- Theatrical release poster
- Directed by: Robert Kenner
- Screenplay by: Robert Kenner Eric Schlosser
- Based on: Command and Control: Nuclear Weapons, the Damascus Accident, and the Illusion of Safety by Eric Schlosser
- Produced by: Robert Kenner Melissa Robledo Mark Samels Eric Schlosser
- Cinematography: Paul Goldsmith Jay Redmond
- Edited by: Kim Roberts
- Music by: Mark Adler
- Production companies: American Experience Robert Kenner Films
- Distributed by: PBS
- Release date: April 17, 2016;
- Running time: 92 minutes
- Country: United States
- Language: English

= Command and Control (film) =

Command and Control is a 2016 American documentary film directed by Robert Kenner and based on the 2013 non-fiction book of the same name by Eric Schlosser. It was released initially in the United States at the Tribeca Film Festival and then in the United Kingdom at the Sheffield Doc/Fest on June 11, 2016. It is based on the 1980 Damascus Titan missile explosion in Damascus, Arkansas between September 18–19, 1980. The film aired on the PBS network series American Experience on January 10, 2017.

==Reception==

It received a score of 78% on Metacritic and won the award for Best Documentary Screenplay from the Writers Guild of America.

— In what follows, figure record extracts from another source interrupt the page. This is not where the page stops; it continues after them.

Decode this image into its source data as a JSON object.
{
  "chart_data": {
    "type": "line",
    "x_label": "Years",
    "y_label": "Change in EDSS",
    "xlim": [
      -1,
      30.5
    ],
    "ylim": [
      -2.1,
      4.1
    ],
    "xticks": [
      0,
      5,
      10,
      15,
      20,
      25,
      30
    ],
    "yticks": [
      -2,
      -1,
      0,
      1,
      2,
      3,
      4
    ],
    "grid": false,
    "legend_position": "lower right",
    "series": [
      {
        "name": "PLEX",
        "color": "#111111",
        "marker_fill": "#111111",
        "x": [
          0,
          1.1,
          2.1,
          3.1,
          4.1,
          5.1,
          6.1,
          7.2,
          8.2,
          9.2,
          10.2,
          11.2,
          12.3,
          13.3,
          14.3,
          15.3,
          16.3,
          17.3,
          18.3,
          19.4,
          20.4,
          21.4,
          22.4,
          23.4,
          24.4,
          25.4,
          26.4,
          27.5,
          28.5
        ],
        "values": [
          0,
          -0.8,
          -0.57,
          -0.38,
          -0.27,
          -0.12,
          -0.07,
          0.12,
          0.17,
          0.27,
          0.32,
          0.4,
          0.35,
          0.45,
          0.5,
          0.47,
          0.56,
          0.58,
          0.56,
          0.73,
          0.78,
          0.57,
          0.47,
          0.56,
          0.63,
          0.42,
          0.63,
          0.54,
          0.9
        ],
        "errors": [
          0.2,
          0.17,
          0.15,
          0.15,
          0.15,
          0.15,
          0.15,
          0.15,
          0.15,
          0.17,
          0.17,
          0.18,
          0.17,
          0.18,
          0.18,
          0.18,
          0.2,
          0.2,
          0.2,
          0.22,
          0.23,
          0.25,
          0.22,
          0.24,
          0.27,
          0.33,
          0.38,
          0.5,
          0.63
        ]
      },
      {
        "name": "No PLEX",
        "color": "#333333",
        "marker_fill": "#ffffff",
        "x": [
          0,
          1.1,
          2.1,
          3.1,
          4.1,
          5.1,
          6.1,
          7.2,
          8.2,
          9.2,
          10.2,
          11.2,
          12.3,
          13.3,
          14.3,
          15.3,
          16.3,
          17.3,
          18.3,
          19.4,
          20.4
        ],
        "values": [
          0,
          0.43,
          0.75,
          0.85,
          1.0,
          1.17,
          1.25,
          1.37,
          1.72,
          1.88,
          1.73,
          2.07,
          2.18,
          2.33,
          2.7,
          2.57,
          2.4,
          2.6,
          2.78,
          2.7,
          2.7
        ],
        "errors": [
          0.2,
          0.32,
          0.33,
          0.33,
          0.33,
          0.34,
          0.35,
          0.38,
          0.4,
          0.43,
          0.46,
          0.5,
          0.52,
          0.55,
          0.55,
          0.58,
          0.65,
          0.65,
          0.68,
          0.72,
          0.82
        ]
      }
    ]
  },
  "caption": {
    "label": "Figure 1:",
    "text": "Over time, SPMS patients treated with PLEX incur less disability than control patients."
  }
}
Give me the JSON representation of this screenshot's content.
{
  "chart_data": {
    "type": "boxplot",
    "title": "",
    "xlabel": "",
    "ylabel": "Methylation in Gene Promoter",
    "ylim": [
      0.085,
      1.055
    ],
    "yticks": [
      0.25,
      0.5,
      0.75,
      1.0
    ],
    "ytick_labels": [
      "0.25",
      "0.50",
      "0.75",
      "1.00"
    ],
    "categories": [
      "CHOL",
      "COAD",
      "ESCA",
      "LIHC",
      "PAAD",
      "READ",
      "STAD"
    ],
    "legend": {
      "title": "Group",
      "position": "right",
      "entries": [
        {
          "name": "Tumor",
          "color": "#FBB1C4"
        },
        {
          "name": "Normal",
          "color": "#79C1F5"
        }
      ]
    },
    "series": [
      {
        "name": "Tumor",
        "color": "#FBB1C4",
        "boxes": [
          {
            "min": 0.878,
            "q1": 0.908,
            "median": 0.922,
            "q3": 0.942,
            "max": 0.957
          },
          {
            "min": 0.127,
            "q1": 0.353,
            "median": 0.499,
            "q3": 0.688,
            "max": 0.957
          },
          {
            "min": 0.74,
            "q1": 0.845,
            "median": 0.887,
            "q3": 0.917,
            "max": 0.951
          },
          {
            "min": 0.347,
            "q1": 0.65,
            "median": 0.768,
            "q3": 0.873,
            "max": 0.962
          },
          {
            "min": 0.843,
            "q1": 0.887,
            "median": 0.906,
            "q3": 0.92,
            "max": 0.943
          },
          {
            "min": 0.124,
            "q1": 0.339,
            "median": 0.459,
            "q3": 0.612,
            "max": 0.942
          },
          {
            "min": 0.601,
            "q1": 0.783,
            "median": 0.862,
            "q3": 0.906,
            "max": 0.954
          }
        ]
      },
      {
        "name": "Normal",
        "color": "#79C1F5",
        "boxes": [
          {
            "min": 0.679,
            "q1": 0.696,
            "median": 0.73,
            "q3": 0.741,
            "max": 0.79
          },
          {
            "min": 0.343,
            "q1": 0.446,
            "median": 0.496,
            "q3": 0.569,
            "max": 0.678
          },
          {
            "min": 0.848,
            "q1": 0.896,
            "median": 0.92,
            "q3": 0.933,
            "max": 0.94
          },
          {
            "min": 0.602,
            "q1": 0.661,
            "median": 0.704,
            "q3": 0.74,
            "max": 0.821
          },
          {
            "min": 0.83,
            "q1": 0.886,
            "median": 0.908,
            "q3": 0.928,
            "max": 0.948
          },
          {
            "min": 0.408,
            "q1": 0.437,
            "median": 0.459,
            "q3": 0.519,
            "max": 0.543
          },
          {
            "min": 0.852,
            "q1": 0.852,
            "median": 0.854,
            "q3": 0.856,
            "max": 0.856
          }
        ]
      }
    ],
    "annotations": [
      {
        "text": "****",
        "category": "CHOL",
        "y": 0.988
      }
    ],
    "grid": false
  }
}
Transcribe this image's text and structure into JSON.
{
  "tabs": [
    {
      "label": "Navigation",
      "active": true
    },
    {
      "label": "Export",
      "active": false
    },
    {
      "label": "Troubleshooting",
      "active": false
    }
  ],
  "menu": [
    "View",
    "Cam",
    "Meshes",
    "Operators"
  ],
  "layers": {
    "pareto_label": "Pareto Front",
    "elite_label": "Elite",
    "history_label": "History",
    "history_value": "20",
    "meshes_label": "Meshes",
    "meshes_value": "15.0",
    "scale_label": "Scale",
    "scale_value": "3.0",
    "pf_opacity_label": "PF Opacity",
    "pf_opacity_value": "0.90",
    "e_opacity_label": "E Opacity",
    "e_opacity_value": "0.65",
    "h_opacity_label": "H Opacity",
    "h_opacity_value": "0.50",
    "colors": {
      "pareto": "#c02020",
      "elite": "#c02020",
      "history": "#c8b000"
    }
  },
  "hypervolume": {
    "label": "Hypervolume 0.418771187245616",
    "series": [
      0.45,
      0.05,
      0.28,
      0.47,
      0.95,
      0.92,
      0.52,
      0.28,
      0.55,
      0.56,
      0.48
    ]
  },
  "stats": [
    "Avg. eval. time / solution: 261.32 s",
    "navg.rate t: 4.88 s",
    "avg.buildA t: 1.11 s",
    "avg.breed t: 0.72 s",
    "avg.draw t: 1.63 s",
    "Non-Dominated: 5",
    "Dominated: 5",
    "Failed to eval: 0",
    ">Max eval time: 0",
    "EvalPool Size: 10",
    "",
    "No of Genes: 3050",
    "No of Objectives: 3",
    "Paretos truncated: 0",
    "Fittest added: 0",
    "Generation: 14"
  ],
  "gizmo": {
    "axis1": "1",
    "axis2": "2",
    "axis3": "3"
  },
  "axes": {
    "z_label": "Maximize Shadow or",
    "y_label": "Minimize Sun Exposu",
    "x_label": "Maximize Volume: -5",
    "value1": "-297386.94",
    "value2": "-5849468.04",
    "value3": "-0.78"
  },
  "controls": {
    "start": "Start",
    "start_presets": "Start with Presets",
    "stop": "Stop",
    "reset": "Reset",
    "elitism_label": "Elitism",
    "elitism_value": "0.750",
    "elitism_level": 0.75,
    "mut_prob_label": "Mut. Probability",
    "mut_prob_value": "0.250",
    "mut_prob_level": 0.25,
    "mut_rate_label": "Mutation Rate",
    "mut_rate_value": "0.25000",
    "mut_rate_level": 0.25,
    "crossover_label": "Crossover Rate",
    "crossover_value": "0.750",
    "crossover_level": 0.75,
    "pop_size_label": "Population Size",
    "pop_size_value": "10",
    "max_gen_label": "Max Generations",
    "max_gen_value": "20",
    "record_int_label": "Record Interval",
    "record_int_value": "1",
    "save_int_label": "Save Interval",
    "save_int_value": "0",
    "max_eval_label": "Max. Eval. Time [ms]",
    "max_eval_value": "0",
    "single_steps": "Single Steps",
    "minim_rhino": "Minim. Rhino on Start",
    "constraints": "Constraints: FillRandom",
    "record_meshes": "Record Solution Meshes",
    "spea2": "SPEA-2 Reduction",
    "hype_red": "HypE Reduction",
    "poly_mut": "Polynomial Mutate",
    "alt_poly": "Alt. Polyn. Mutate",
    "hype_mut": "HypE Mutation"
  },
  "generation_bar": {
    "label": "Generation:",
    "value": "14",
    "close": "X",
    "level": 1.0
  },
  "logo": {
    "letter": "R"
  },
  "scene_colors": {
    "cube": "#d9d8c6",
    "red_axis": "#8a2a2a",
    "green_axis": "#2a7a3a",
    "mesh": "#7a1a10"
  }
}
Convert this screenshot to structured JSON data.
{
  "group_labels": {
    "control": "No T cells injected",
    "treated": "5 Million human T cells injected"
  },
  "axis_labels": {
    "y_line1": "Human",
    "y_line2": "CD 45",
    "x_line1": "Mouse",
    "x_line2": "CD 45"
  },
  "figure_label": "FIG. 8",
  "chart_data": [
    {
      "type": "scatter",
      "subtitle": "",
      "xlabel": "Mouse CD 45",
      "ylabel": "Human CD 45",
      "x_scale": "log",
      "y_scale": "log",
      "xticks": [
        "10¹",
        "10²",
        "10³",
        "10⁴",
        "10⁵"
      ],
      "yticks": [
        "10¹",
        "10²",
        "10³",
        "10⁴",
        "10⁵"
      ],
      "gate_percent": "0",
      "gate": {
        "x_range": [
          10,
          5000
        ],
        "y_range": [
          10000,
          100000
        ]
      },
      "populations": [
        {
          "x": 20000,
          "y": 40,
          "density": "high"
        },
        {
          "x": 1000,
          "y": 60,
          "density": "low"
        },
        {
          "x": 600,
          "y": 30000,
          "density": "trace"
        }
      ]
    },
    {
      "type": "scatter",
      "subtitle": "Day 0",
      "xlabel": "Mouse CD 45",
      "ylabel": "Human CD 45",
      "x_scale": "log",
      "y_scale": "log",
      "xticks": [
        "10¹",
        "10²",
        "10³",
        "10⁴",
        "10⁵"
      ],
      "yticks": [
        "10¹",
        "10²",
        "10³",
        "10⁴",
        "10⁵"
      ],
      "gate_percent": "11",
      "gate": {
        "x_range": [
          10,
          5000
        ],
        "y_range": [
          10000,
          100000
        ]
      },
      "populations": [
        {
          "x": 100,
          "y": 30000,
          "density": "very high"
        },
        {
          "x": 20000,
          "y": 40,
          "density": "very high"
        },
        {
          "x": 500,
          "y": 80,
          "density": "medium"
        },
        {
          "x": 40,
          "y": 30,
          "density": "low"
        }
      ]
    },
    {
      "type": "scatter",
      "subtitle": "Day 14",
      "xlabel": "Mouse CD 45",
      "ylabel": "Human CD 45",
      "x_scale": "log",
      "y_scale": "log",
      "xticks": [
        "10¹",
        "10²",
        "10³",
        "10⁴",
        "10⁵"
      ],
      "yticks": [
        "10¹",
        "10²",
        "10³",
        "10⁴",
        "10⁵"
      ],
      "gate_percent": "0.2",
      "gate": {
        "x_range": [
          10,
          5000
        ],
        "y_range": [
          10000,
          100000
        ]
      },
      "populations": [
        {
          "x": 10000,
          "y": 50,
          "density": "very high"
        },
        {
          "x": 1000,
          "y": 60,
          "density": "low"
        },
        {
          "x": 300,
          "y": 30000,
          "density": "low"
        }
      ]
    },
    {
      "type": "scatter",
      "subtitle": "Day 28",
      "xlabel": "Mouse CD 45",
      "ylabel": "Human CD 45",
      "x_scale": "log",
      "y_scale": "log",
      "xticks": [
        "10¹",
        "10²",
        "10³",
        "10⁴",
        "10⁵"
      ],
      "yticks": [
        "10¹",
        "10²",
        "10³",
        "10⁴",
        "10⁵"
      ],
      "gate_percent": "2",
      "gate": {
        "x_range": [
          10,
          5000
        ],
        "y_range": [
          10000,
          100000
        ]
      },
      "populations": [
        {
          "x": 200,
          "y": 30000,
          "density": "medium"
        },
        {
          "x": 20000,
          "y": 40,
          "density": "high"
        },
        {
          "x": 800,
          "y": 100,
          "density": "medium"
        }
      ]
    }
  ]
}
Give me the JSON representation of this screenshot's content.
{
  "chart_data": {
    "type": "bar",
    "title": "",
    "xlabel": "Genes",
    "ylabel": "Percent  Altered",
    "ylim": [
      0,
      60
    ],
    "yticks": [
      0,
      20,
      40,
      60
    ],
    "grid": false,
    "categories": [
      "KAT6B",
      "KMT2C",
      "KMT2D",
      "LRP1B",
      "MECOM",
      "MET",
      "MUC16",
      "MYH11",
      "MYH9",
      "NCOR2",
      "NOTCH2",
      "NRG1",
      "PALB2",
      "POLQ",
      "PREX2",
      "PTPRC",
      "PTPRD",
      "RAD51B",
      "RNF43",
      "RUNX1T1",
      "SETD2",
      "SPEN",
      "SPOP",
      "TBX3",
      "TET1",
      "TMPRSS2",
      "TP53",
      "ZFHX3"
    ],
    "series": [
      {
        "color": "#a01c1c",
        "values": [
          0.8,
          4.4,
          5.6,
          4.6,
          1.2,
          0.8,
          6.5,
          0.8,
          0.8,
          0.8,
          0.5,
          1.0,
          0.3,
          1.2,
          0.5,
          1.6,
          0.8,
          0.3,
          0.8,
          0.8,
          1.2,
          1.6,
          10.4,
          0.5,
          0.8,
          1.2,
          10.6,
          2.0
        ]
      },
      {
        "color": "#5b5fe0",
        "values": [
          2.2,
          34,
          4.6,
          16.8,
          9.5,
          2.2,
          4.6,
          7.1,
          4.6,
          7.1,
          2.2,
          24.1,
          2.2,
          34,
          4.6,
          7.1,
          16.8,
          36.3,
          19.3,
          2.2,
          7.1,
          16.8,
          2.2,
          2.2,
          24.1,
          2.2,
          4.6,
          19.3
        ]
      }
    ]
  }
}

The film was among 15 on the "shortlist" for the Academy Award for Best Documentary Feature (in respect of the 89th Academy Awards) but was not among the five nominees.

Tirdad Derakhshani of The Philadelphia Inquirer wrote, "[Will] have your heart racing."

==Film facts==
Parts of the film were filmed at the Titan Missile Museum in Green Valley, Arizona.